The Pleasure Grounds
The manor’s gardens, with their undeniable beauty – the numerous ponds, cascades, and bridges – formed the backdrop to parties and balls throughout the Edwardian period. The pleasure grounds consist of paths and plantings around the circuit of five pools looping west from the house, with a long meadow slanting gently away from the manor. After passing through the ownership of various relatives, such as second-cousin William Lacon Childe, and then Rev Edward Baldwyn-Childe, the property was ultimately purchased by the Earl of Clarendon following the death of Mrs Baldwyn-Childe in the 1930s.
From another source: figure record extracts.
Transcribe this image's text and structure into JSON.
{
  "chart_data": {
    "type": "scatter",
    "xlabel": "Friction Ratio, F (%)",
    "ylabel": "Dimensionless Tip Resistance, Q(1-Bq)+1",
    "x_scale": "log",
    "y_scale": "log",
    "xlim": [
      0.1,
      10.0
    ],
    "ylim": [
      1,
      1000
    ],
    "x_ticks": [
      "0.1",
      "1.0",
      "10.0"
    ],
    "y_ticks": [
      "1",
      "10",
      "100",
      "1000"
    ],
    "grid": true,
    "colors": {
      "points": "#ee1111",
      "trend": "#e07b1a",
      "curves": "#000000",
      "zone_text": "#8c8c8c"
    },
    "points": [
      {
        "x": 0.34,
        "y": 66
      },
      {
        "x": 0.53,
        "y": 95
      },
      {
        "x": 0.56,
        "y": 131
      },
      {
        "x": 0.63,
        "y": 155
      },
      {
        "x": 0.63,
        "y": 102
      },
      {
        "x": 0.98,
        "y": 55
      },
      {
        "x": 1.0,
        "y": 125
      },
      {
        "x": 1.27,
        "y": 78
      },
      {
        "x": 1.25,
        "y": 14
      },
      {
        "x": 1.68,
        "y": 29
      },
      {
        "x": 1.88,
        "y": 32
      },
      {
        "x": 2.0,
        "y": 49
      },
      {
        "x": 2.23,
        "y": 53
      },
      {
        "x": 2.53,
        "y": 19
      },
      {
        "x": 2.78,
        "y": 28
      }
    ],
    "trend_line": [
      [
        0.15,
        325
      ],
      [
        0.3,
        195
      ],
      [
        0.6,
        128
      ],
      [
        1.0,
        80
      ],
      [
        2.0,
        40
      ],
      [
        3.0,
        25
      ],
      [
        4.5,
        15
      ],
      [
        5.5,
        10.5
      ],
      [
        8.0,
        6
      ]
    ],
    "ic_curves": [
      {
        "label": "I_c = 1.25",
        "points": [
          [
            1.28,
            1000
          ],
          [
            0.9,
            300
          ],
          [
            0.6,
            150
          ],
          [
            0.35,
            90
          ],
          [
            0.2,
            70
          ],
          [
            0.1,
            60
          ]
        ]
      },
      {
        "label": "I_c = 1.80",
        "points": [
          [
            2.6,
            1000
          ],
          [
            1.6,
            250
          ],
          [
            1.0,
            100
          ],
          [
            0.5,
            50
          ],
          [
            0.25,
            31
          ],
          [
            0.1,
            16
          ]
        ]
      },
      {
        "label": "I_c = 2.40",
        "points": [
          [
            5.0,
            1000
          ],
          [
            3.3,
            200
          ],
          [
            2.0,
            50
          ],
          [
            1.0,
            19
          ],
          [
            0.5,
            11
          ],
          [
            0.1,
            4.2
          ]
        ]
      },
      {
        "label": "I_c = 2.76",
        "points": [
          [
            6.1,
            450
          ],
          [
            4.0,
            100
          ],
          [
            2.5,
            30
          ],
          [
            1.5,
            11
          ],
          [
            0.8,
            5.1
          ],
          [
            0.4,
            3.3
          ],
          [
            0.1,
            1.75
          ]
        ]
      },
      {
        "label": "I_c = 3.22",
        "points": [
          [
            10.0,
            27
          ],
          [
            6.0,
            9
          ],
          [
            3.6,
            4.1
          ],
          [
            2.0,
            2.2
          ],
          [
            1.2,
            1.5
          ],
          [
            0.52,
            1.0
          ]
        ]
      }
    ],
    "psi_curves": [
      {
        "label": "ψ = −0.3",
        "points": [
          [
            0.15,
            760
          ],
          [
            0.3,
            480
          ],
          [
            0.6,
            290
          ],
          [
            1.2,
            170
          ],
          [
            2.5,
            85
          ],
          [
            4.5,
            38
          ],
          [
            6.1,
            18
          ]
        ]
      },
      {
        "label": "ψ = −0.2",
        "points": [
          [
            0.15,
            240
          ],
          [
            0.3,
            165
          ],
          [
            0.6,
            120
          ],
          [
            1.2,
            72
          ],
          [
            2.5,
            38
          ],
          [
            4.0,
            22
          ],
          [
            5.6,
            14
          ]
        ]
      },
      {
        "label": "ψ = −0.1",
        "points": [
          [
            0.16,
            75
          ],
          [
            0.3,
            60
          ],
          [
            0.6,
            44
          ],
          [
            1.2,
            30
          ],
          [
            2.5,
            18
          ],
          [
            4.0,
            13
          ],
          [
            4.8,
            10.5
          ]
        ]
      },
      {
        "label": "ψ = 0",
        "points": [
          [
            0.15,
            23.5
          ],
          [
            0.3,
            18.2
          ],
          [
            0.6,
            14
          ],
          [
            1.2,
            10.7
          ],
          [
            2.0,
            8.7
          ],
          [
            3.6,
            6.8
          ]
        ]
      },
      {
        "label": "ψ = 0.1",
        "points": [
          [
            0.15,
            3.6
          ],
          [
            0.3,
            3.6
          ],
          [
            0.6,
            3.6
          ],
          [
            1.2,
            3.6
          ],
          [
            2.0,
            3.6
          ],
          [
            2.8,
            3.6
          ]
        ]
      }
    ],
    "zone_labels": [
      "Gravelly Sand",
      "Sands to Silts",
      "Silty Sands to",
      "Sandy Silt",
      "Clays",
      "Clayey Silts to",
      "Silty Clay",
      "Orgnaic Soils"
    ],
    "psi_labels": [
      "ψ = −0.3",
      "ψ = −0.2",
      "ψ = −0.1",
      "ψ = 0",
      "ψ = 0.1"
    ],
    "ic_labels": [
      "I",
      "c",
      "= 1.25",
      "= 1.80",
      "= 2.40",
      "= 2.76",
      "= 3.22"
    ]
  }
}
The grounds of Kyre Park have a rich history. During the Second World War, the house was used as a convalescent home for military officers and served as a military hospital. After the conclusion of the war, it then opened as a sanatorium and nursing home for children in 1950, specifically monitoring and nursing those suffering from asthma, bronchitis, and other chest ailments. On its closure in 1961, the matter of the future of Kyre Park house was discussed by Sir Gerald Nabarro (Kidderminster) in Parliament, where Enoch Powell stated that the building had been offered to Birmingham City Council for an undisclosed sum.
The house was left idle until 1965 when it then became a care home owned by Scope. However, it finally returned to private ownership under Tim Gwyn-Jones, who began final restorations and renovations of the house that were severely overdue. Furthermore, they opened the gardens to the public. The land and gardens are registered under the Historic Buildings and Ancient Monuments Act 1953 for their historic interest. It currently remains a quiet, unpolished tourist attraction, recognised for its inspiring landscapes and uncrowded space.
The History Of Kyre Park And House
A considerable number of alterations and additions were made throughout the history of Kyre Park and house – a thick-walled building, typical of 14th Century structures, with 18th Century additions on the south and east wings. Lord Compton and Sir Edward Pytts had begun the process of initial repairs and adding to the building in 1586. Only the hall and eastern staircase remain of the additions made to the manor in this period. 1588 saw the construction of the tithe barn and, in 1618, the dovecote was erected. Later, the most significant alteration made to the property in the 17th Century came in the form of a two-storied addition made to the south of the hall.
In 1880, the house was restored in a conservative manner; partitions installed in the hall were removed, and kitchen offices and small porches were added to the north front. In the hall that connects the west and north-east wings and occupies the centre of the north front are four original stone moulded windows, the most southern window now enclosed by a modern corridor. They have been transformed and repaired throughout the Century but have retained original features such as their iron fastenings.
Also still standing is the original U-shaped brick barn erected in 1618 on a sandstone base with tiled roofs to the east of the house. Next to the barn rests the circular dovecote, built with brick cells and covered by a conical tiled roof with small dormers, originally erected to the south side of the house in the 14th Century before it was moved to its present position in 1752. Further details of structures, additions and renovations of the house and grounds can be found at:
Kyre Park’s beautiful landscape can be easily navigated through a self-guided walk, with plenty of space and land to accommodate your needs, offering inspiring historical structures and protected monuments to visit along your journey.
Although the house itself is not open to public viewing, the outstanding and charming external structure radiates a vivid story where history is literally embedded in its walls.
Parking is available and accessible, and a tearoom can be found nearby in the Antiques Barn. The park can also be accessed on foot and familiar bus routes in the area take you there almost directly.